ArgTypeDefaultDescription
dataset_pathstrmy_data/train_context_mix.jsonlTraining JSONL (8,000 rows: 60% adaptive_cursor, 40% corpus_trail)
eval_pathstrmy_data/eval_context_mix.jsonlHeld-out eval JSONL (800 rows with the same default mix)
context_rewriteboolTrueTrue: model curates context_window. False: standard tool-calling flow.
max_turnsint15Max rollout turns
max_context_charsint400Display cap on rendered model-curated context_window slots (cr=True) / per-tool-response cap (cr=False)
max_code_display_charsint4000Display cap on echoed previous code (cr=True only)
show_previous_codeboolFalse(cr=True only) If True, echo prior code every turn; default echoes only on error
tool_call_budget_per_turnint1000000No small manufactured tool-call cap by default; adaptive-cursor progress is gated by semantic route choices in ordinary returned page strings
sandbox_docker_imagestrpython:3.11-slimSandbox image
code_execution_timeoutint120Per-turn code timeout (seconds)
sandbox_cpu_coresint1
sandbox_memory_gbint2
sandbox_timeout_minutesint30Hard sandbox lifetime cap
retain_filesystem_after_rolloutboolFalseKeep /rlm_fs for post-mortem

Rewards

RewardWeightDefinition
task_reward1.0Capped at 1.0. Exact submitted answer gets 1.0. For adaptive-cursor misses, partial credit is terminal-gated: before the correct terminal page is observed, reward is 0. After terminal, partial credit is 0.05 * complete_valid_submit + 0.10 * checkpoint_ids_in_order + 0.85 * submitted_checkpoint_row_fraction.
correctness_reward0.0Exact-answer metric only.
checkpoint_row_submit_fraction0.0Metric: exact gold checkpoint rows present in the submitted answer.
checkpoint_row_context_fraction0.0Metric: exact gold checkpoint rows visible in the final hard-truncated context_window.
valid_checkpoint_submit0.0Metric: submitted answer is a non-empty list of 4-field rows.
complete_checkpoint_submit0.0Metric: submitted answer has one valid row per expected checkpoint.
checkpoint_ids_in_order0.0Metric: submitted rows use the expected checkpoint ids in order.
adaptive_terminal_reached0.0Metric: the correct adaptive-cursor terminal page was observed.

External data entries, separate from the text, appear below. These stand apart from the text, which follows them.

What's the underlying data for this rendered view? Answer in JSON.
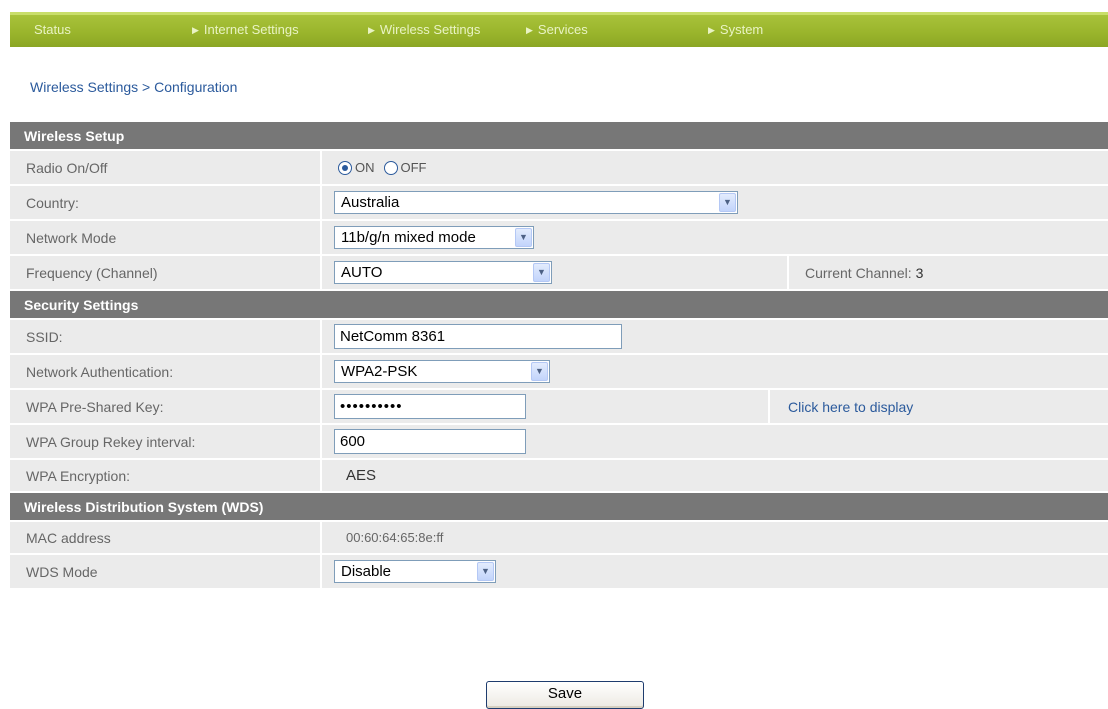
{
  "nav": {
    "items": [
      {
        "label": "Status",
        "arrow": false
      },
      {
        "label": "Internet Settings",
        "arrow": true
      },
      {
        "label": "Wireless Settings",
        "arrow": true
      },
      {
        "label": "Services",
        "arrow": true
      },
      {
        "label": "System",
        "arrow": true
      }
    ]
  },
  "breadcrumb": "Wireless Settings > Configuration",
  "wireless_setup": {
    "heading": "Wireless Setup",
    "radio": {
      "label": "Radio On/Off",
      "on_label": "ON",
      "off_label": "OFF",
      "selected": "ON"
    },
    "country": {
      "label": "Country:",
      "value": "Australia"
    },
    "network_mode": {
      "label": "Network Mode",
      "value": "11b/g/n mixed mode"
    },
    "frequency": {
      "label": "Frequency (Channel)",
      "value": "AUTO",
      "current_label": "Current Channel:",
      "current_value": "3"
    }
  },
  "security": {
    "heading": "Security Settings",
    "ssid": {
      "label": "SSID:",
      "value": "NetComm 8361"
    },
    "auth": {
      "label": "Network Authentication:",
      "value": "WPA2-PSK"
    },
    "psk": {
      "label": "WPA Pre-Shared Key:",
      "value": "••••••••••",
      "link": "Click here to display"
    },
    "rekey": {
      "label": "WPA Group Rekey interval:",
      "value": "600"
    },
    "encryption": {
      "label": "WPA Encryption:",
      "value": "AES"
    }
  },
  "wds": {
    "heading": "Wireless Distribution System (WDS)",
    "mac": {
      "label": "MAC address",
      "value": "00:60:64:65:8e:ff"
    },
    "mode": {
      "label": "WDS Mode",
      "value": "Disable"
    }
  },
  "save_label": "Save",
  "icons": {
    "dropdown": "chevron-down-icon",
    "nav_arrow": "triangle-right-icon"
  },
  "colors": {
    "nav_bar": "#9ab52c",
    "section_header": "#777777",
    "row_bg": "#ebebeb",
    "link": "#2b5a9c"
  }
}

Additional diagnostic metrics include append/edit counts, dynamic overwrite/remove counts, final manifest character count, truncation count, and turn efficiency.

Data generation invariants

  • 100% synthetic, 100% verifiable: ground truth is a deterministic function of the generated state.
  • 100% solvable from observations: legacy ground truth is recomputed independently before each example is emitted; answer-first corpus tasks are emitted only when their gold evidence docs are reachable through the public search/read surface.
  • Single answer per task: every example terminates with one submit_answer(...) call.
  • Difficulty stratified: default training set is stratified across difficulties 0-4 for the adaptive-cursor template, with the d1/d2-lite bridge emphasized.